Chapitre 55 - 1

8 minutes de lecture

Cinq jours s’étaient écoulés, et le soir du cinquième, comme promis, leurs parents arrivèrent. Karel fut envahi d’un soulagement intense, si bien qu’une larme de bonheur roula sur sa joue. Ils n’avaient donc pas menti. Sa peur de l’abandon s’atténuait enfin. Eylen et Sorel avaient tenu leur promesse. Cela signifiait que tout ce qu’ils avaient pu lui dire étaient vrais aussi. Karel ne put s’empêcher de faire un parallèle avec le Mage, et se rendit compte qu’il se sentait toujours profondément blessé par ce qu’il lui avait fait. Il avait le sentiment que cette plaie ne se refermerait jamais.

Lya se jeta dans leurs bras à leur arrivée. Karel resta plus distant et leur offrit un sincère sourire de bienvenue. Il avait encore du mal à se sentir proches de ses parents, à son grand regret. Il espérait que le temps lui permettrait de créer ce même lien qui semblait les relier avec Lya. Était-ce le même qu’il avait pu avoir avec cette femme aux yeux verts ? Un voile d’ombre passa sur l’expression de Karel. Non, comme le Mage, elle avait fait semblant. L’adolescent s’efforça de chasser sa sombre humeur afin de ne pas gâcher ses retrouvailles. De toute façon, ils étaient morts, balayés par cette déferlante de magma. À quoi bon y repenser ?

La main de Sorel se posa sur son épaule.

  • Tu vas bien ?

Karel chassa ses larmes de joie d’une main et hocha la tête avec un sourire sincère.

« Comme jamais », répondit-il en pensée en même temps qu’il signa un « merci » avec émotion. « Merci d’avoir tenu votre promesse. »

Sorel le prit dans ses bras.

  • Nous te l’avons dit. Ta vie change et nous ferons tout pour mériter ta confiance.

Pour toute réponse, Karel lui rendit son étreinte. Lui aussi redoublerait d’efforts afin de s’adapter à cette nouvelle vie, maintenant qu’il savait qu’il pouvait se fier à sa famille.

  • Comment s’est passée la semaine ? demanda Eylen.
  • Superbe ! s’écria Lya.

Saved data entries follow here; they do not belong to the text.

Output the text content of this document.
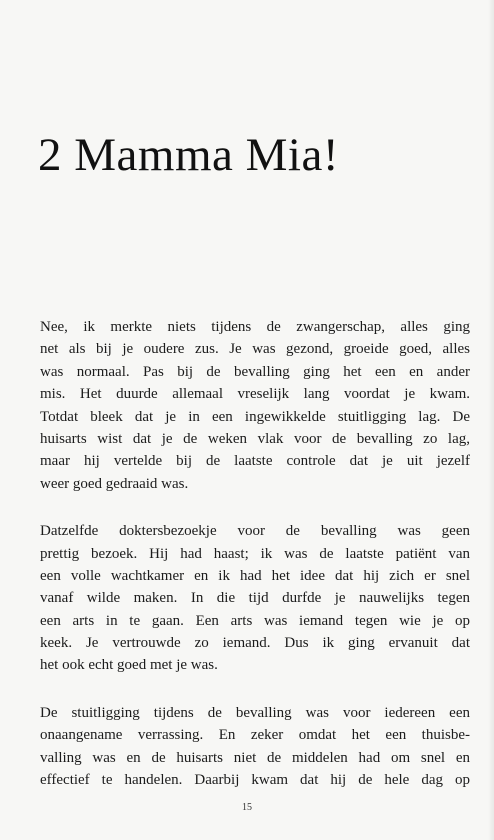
2 Mamma Mia!
Nee, ik merkte niets tijdens de zwangerschap, alles ging
net als bij je oudere zus. Je was gezond, groeide goed, alles
was normaal. Pas bij de bevalling ging het een en ander
mis. Het duurde allemaal vreselijk lang voordat je kwam.
Totdat bleek dat je in een ingewikkelde stuitligging lag. De
huisarts wist dat je de weken vlak voor de bevalling zo lag,
maar hij vertelde bij de laatste controle dat je uit jezelf
weer goed gedraaid was.
Datzelfde doktersbezoekje voor de bevalling was geen
prettig bezoek. Hij had haast; ik was de laatste patiënt van
een volle wachtkamer en ik had het idee dat hij zich er snel
vanaf wilde maken. In die tijd durfde je nauwelijks tegen
een arts in te gaan. Een arts was iemand tegen wie je op
keek. Je vertrouwde zo iemand. Dus ik ging ervanuit dat
het ook echt goed met je was.
De stuitligging tijdens de bevalling was voor iedereen een
onaangename verrassing. En zeker omdat het een thuisbe-
valling was en de huisarts niet de middelen had om snel en
effectief te handelen. Daarbij kwam dat hij de hele dag op
15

Nous avons une nouvelle amie ! Elle s’appelle Lyrielle et elle vient de l’Archipel des Glaciers, tu te rends compte ? Ça veut dire qu’elle a dû traverser la région de la Forêt du Vent pour venir ! Heureusement qu’il y avait les Tribus pour la protéger !
  • Nous avons reçu une convocation de l’Académie, expliqua Sorel. Nous allons devoir retarder un peu notre départ.

Lya se liquéfia.

  • Mais Papa ! Je te jure que cette fois, je me suis bien comportée ! Enfin… sauf hier quand j’ai donné un coup de pied dans l’entrejambe d’Edmond, parce qu’il nous a beaucoup embêté !
  • Lya ! s’écria Eylen.
  • Oh, ne t’en fais pas, il n’a rien dit, il a eu trop honte. Mais c’était mérité, Maman !
  • Ce n’est pas une raison, raisonna Sorel.

Karel intervint cette fois sans hésiter et se plaça ostensiblement devant sa sœur dans un geste protecteur, et plongea un regard sérieux dans celui de leurs parents. Les deux adultes continrent un soupir.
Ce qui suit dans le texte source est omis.